What is going on?  Is something at work that I do not understand, or is money on the table?  Readers who know are encouraged to contact me before they bid up the price and ruin the opportunity for the rest of us.

We will be back with the usual crap next week.  A resident in the northern New York park who we have been trying to get rid of for two years, who took a baseball bat to his wife last month, is angry because he has been served with a warrant.  We are ordering three new homes from Clayton and will pour pads to put them on.  The septic aerators seem to help keep the tanks clear.  I have finally learned how to spell ‘aerator’.  Watch this space.


[1] I am not sure why the producers did not hire a nebbish to play Charles.  Either they thought that viewers would prefer to spend 20+ hours looking at someone who looks like Dominic West to looking at the real thing, or no actor nebbishy enough to play Charles convincingly made it out the door to the audition.

[2] If you want to educate yourself about options generally, I suggest Tastylive.  People who want to step into the ring themselves should check out tastytrade.com , an excellent brokerage for active options traders run by the people who operate Tastylive

[3] Far in- and out-of-the-money options have very little option value.  At the periphery, options become lottery tickets.
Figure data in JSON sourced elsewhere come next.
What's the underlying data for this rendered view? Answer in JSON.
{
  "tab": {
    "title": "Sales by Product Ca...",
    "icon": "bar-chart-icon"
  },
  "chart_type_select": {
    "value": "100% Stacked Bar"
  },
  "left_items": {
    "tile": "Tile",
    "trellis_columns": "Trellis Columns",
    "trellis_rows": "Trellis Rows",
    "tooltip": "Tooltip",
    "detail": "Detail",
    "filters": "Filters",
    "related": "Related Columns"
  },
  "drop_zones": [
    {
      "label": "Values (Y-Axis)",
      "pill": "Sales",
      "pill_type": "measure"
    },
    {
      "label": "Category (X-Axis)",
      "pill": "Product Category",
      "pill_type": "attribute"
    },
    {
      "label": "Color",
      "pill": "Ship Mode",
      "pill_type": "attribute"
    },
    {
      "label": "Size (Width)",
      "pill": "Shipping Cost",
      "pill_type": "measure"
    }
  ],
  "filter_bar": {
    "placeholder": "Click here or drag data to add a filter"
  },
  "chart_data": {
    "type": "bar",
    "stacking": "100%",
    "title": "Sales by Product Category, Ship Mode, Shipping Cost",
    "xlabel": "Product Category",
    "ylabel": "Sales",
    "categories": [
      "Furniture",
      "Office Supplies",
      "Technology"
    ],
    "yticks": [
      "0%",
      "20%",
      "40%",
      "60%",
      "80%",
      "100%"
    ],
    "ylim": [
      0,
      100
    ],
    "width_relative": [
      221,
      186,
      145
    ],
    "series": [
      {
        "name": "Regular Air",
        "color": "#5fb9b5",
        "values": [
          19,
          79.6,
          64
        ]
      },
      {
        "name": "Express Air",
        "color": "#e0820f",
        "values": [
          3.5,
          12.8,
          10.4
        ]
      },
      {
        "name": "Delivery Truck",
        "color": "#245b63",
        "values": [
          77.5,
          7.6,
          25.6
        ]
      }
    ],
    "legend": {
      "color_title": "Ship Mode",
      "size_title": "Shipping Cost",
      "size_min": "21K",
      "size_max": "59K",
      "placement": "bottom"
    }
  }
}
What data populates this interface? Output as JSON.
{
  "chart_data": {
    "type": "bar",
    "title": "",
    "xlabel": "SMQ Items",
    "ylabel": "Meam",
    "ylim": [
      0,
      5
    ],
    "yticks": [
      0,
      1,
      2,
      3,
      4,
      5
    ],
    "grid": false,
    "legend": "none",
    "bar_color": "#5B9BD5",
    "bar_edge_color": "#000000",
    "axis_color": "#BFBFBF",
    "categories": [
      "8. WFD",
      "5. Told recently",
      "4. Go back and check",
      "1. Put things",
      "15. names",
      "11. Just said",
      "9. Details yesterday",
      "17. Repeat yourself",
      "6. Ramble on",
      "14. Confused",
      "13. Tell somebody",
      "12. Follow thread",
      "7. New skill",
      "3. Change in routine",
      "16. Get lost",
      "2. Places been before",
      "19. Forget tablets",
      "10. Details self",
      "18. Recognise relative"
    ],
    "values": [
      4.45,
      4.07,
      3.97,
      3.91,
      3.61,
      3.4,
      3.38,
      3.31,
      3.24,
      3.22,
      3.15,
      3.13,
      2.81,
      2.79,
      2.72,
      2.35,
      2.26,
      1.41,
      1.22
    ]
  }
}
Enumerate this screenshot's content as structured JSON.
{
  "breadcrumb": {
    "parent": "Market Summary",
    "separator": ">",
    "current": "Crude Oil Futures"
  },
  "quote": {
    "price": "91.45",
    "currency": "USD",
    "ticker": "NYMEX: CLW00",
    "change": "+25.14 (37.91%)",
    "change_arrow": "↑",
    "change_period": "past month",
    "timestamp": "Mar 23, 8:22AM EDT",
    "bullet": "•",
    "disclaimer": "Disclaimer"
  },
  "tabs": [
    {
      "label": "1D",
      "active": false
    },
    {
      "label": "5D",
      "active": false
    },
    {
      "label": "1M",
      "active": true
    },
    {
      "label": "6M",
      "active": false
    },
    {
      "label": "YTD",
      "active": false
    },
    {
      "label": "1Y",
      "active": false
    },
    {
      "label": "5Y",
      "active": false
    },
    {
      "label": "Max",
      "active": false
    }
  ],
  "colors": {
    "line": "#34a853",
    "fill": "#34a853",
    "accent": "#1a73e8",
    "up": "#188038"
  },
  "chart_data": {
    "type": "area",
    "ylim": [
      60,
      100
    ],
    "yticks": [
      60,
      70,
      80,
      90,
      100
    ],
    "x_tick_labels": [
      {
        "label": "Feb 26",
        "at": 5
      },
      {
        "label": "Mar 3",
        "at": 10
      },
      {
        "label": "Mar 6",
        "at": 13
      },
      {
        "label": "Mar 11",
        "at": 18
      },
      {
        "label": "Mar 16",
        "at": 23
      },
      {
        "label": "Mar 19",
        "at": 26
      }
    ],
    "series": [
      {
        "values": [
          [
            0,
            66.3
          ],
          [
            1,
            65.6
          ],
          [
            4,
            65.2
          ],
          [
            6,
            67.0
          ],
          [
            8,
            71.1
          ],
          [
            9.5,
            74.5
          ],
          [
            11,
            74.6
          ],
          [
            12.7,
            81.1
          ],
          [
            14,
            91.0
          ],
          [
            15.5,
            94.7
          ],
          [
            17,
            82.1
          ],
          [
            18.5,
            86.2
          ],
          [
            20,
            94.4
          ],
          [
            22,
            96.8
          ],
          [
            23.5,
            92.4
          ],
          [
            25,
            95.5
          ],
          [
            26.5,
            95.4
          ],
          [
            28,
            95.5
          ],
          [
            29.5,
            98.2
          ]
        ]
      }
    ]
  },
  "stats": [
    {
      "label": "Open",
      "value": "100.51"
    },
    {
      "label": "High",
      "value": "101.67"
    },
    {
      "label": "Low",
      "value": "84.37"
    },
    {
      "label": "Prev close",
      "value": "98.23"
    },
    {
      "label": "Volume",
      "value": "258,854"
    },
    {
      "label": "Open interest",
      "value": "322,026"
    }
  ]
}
[4] The legislative history to Internal Revenue code 1256 indicates that, when the provision was debated in committee in 1981, Tip O’Neill said that he had previously thought that a butterfly spread was a sexual practice engaged in by members of the court in the Ming Dynasty.  That would not have gone over, post C-SPAN.

[5] Although calendars and butterflies are similar, they are not identical.  The ‘tent’ at pay-off in a calendar is curved rather than straight because, at pay-off, the long-dated option will still be outstanding.  Because that option will have some time left to maturity, it will have some option value remaining, and changes in option value, unlike those in intrinsic value, are not linear.  Second, calendar spreads have positive vega.  This means that, unlike butterflies, they tend to gain value when implied volatility increases, because the gain in value in the long position more than offsets the loss of value in the short position when implied volatility climbs.

[6] It is possible to enter into a reverse calendar spread, in which the short-dated option is purchased and the long-dated option is sold.  This can be profitable with far out-of-the-money options.  In these cases, the near-dated option is almost worthless, but the far-dated option still has some time value left.  The play is to buy the near-dated option for a nominal sum and to benefit from time-decay of the further-dated option.